Dismay spread from her middle, motor oil soiling her edges. If that’s how the hex was working on the macro level, humming along in a clockwork evil until a ticking hand decided it was time for someone to pay the fee on their fortune and balance some kind of mystical scale with blood, she had no clue how to win at such a cruel game of chance.
Brian cradled his head in both hands. “Maybe I deserve what’s coming to me. Perhaps my time is up.”
“Don’t say that.” Lame reply. But she lacked the tools to argue, for in this arena, the tidiness of the scientific method did not apply.

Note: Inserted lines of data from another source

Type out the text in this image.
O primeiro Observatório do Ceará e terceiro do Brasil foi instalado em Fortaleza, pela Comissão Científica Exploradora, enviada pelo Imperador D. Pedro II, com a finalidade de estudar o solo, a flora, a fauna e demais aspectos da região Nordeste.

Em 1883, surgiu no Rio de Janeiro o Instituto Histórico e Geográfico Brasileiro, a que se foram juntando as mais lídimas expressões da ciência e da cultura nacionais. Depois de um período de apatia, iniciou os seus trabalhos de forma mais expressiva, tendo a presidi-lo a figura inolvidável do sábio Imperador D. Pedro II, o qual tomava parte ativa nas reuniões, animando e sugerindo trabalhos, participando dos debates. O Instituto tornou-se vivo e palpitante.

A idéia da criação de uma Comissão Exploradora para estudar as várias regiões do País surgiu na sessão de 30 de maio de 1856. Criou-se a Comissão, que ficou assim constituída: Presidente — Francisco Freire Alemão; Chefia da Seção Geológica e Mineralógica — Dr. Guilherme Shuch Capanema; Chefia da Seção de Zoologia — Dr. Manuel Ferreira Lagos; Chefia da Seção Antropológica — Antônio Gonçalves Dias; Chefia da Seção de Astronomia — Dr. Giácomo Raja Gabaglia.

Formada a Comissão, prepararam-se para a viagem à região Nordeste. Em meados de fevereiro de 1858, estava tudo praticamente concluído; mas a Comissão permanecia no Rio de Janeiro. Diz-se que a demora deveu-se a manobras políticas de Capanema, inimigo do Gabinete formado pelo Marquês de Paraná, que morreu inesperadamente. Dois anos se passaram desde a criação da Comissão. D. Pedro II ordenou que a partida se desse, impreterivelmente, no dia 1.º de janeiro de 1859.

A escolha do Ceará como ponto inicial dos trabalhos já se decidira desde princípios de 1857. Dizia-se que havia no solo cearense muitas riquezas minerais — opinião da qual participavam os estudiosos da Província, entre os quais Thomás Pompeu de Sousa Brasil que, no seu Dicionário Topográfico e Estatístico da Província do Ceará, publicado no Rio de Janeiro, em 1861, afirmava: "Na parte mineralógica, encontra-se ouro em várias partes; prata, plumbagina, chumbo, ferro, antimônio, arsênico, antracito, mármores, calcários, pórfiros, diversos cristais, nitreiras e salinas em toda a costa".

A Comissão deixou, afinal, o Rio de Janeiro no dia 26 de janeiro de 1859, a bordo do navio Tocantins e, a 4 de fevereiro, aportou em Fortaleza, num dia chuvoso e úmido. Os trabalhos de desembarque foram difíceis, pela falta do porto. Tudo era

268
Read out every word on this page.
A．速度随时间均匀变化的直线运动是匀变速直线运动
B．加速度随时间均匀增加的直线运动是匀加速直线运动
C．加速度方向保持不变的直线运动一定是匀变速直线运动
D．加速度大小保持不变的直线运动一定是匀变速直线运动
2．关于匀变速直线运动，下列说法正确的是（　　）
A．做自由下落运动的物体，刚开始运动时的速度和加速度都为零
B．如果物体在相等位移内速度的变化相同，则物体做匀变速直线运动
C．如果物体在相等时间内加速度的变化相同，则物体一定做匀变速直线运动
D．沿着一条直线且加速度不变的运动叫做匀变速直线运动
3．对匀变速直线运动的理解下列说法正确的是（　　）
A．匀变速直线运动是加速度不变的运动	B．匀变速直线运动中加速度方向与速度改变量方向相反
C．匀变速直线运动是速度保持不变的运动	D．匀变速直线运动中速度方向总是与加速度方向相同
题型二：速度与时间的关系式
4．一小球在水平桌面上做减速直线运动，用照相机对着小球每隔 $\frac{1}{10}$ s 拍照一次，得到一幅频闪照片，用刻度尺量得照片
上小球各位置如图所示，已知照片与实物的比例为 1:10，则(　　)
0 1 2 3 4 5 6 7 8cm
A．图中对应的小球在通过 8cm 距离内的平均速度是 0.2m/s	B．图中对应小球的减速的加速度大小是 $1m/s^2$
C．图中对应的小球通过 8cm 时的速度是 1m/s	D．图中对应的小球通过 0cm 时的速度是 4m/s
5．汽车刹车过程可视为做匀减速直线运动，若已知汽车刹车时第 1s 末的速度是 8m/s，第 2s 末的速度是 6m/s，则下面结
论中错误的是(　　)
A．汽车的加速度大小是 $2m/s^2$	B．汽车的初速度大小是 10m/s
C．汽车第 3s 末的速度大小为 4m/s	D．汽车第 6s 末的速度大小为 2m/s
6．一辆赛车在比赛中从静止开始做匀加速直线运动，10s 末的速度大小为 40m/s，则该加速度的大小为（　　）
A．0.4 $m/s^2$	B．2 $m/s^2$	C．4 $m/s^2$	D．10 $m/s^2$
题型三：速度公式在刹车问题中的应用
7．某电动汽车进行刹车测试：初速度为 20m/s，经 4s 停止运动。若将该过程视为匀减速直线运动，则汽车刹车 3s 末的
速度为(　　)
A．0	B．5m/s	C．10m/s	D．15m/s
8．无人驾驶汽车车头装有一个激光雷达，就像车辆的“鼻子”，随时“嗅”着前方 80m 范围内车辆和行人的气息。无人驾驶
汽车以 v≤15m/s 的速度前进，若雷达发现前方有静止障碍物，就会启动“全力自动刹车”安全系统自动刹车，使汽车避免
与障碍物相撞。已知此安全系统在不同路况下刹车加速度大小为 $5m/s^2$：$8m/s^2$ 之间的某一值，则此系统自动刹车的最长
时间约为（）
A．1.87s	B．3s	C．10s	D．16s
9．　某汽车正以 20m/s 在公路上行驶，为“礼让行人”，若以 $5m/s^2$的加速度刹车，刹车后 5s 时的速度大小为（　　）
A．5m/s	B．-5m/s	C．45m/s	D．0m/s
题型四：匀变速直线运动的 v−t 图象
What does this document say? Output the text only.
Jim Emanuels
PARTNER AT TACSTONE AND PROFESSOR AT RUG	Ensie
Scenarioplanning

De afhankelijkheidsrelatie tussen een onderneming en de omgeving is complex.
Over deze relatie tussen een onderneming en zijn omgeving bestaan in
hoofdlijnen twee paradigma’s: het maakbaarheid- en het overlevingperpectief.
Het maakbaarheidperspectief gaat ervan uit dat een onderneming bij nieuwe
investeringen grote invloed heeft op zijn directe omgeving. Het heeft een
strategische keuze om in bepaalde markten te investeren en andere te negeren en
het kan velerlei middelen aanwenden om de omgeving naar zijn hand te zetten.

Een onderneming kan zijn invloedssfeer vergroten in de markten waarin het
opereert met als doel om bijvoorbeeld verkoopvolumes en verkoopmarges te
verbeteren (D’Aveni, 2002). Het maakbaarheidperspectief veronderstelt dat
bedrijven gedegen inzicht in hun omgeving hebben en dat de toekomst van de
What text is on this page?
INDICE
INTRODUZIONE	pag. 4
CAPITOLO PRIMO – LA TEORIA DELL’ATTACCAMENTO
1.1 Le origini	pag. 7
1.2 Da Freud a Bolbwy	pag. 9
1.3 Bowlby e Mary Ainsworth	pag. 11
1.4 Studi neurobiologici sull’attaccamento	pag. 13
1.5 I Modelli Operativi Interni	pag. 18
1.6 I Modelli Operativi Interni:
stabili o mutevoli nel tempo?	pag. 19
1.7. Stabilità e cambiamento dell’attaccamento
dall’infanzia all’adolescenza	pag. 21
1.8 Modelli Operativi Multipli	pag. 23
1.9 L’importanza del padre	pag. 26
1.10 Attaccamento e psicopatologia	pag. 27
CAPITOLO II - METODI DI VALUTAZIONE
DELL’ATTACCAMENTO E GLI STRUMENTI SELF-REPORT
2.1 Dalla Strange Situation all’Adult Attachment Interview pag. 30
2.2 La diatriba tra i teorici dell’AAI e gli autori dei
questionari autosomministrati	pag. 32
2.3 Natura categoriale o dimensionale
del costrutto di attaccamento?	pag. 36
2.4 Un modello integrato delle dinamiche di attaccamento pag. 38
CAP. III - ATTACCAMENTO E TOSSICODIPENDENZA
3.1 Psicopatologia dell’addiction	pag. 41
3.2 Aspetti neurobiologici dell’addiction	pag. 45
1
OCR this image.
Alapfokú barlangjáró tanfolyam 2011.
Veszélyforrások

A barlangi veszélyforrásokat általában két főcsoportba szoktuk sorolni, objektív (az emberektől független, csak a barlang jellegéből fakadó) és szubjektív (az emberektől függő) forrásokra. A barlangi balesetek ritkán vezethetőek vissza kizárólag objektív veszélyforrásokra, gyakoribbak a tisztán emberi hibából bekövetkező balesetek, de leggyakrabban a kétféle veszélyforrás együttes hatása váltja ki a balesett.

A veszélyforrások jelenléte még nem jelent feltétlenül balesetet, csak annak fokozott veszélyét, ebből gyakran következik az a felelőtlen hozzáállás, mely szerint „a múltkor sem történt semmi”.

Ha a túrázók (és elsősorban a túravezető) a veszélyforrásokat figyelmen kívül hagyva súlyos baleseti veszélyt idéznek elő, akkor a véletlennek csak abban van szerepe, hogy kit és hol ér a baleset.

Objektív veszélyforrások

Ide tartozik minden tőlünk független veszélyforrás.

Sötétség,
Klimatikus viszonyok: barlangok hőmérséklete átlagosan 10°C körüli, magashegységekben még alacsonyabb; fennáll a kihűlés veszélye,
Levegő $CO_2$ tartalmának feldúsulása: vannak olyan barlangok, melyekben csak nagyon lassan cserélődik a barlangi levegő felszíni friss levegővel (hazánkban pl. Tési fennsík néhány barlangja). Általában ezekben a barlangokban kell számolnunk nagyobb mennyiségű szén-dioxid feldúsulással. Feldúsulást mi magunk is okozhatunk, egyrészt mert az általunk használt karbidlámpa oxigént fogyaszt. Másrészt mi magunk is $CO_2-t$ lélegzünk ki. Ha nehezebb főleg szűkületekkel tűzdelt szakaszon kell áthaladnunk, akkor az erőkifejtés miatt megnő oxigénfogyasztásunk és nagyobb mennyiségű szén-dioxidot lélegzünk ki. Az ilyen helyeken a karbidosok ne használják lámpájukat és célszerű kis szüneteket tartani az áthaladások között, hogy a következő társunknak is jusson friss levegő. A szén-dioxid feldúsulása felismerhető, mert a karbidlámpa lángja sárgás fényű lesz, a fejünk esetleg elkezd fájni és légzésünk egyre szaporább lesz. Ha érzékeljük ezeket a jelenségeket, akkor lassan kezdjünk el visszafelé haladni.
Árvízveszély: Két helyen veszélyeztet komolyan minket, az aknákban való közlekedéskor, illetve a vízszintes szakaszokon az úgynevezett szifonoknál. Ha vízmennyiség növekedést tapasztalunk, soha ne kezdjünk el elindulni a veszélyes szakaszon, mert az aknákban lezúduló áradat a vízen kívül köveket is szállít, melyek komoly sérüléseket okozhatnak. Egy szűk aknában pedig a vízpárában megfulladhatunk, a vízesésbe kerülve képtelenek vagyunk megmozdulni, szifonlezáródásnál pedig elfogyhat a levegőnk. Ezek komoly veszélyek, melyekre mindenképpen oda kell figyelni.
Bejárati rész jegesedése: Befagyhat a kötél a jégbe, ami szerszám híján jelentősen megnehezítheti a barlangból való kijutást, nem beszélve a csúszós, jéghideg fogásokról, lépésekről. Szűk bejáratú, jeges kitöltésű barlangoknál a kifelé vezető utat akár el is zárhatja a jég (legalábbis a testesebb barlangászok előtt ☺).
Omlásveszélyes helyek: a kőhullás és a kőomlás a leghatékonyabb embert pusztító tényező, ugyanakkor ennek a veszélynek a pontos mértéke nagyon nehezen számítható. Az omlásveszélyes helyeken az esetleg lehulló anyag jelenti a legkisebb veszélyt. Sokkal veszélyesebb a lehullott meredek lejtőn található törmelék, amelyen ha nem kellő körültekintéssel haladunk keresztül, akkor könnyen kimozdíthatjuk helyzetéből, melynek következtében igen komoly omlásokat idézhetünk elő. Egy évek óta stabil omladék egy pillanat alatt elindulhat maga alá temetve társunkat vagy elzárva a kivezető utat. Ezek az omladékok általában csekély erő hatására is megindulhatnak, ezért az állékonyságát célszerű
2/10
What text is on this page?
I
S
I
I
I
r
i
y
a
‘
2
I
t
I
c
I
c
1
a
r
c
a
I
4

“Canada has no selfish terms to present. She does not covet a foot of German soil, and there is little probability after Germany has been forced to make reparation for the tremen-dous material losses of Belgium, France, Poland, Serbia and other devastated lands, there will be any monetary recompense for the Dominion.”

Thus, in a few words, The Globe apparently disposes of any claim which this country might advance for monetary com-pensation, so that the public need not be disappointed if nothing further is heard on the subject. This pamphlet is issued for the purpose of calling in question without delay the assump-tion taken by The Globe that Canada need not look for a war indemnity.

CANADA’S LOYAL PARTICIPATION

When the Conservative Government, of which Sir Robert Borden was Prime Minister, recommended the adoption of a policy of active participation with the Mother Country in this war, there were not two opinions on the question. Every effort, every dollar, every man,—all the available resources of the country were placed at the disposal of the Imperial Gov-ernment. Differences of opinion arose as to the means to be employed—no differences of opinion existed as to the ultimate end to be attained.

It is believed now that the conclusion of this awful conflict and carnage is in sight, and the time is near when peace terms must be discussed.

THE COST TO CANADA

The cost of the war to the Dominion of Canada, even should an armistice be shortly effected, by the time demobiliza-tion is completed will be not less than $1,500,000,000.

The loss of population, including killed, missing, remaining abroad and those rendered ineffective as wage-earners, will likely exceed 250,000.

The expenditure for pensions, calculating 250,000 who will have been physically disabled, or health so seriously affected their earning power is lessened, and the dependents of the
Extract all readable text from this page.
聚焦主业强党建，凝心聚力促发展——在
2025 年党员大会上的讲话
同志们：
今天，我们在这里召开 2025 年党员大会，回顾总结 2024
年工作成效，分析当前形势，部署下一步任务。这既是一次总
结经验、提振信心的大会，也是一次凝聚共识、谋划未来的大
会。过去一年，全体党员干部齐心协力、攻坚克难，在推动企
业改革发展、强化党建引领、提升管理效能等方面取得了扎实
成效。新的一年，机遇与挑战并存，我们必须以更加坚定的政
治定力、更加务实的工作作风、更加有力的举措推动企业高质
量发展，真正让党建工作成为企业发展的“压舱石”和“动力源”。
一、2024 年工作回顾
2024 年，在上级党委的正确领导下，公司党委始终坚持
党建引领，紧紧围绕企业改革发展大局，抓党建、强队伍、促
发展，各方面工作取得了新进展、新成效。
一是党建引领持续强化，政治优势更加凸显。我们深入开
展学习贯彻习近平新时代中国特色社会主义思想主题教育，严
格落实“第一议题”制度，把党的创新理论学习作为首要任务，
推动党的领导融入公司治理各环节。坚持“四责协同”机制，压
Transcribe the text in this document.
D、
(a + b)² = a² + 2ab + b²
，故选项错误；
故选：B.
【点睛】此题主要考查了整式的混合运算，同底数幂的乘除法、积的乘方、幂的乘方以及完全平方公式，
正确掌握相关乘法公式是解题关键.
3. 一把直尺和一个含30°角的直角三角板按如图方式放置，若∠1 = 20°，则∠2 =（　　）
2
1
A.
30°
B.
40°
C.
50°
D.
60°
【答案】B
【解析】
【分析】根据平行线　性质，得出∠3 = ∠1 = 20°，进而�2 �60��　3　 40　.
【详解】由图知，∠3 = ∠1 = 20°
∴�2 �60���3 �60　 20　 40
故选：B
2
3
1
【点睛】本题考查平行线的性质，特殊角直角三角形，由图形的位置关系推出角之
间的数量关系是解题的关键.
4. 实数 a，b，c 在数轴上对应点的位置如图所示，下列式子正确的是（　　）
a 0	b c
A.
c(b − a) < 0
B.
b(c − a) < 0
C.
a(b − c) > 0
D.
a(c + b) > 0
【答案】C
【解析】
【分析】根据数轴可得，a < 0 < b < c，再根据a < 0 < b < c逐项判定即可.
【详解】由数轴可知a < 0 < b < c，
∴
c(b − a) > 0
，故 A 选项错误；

She sat down beside him and touched his thigh, for assurance of touch was all she could offer. Human closeness alone made for a paltry sum, but care counted.
His sigh was a portend. “I don’t think it’s bad to say it, though. I think it’s honest. And if it gets you to stop blaming yourself, I’m all for putting these dark thoughts out in the open. Consider it more information for us to work with. But I stand by my claim. I reject this idea that you’re the nasty, reckless witch and I’m the pure and clean male with a heart of gold who found himself ensnared in your treachery by no fault of his own. I reject this nonsense, this misogynistic notion that the original sin sticks to the woman.”
In a halfhearted return to humor and play, she tugged the collar of his robe. “Time to take this off and put on your ‘Feminist’ shirt. Or better yet, one that says ‘Eve was Framed.’”
He took her hand. “She was framed, no doubt about it. And I’m nowhere near perfect, but I try to be evolved and enlightened. But back to the serious note, let’s keep on being a team, okay? No more guilt dragging you down. Accept that I play some part in this. And hell, if magic is real, which it clearly is, there’s a reason I ended up caught in this curse. Maybe we’re meant to be together, and this just so happens to be the force in the universe that’s set on aligning our paths.”
She blew a loose piece of hair off her forehead. “I like the idea. Still, we shouldn’t have had sex.”
He pressed his forehead against her temple. “But it was so fucking good.”
Her laugh brought healing rain, rare respite. “Truth.”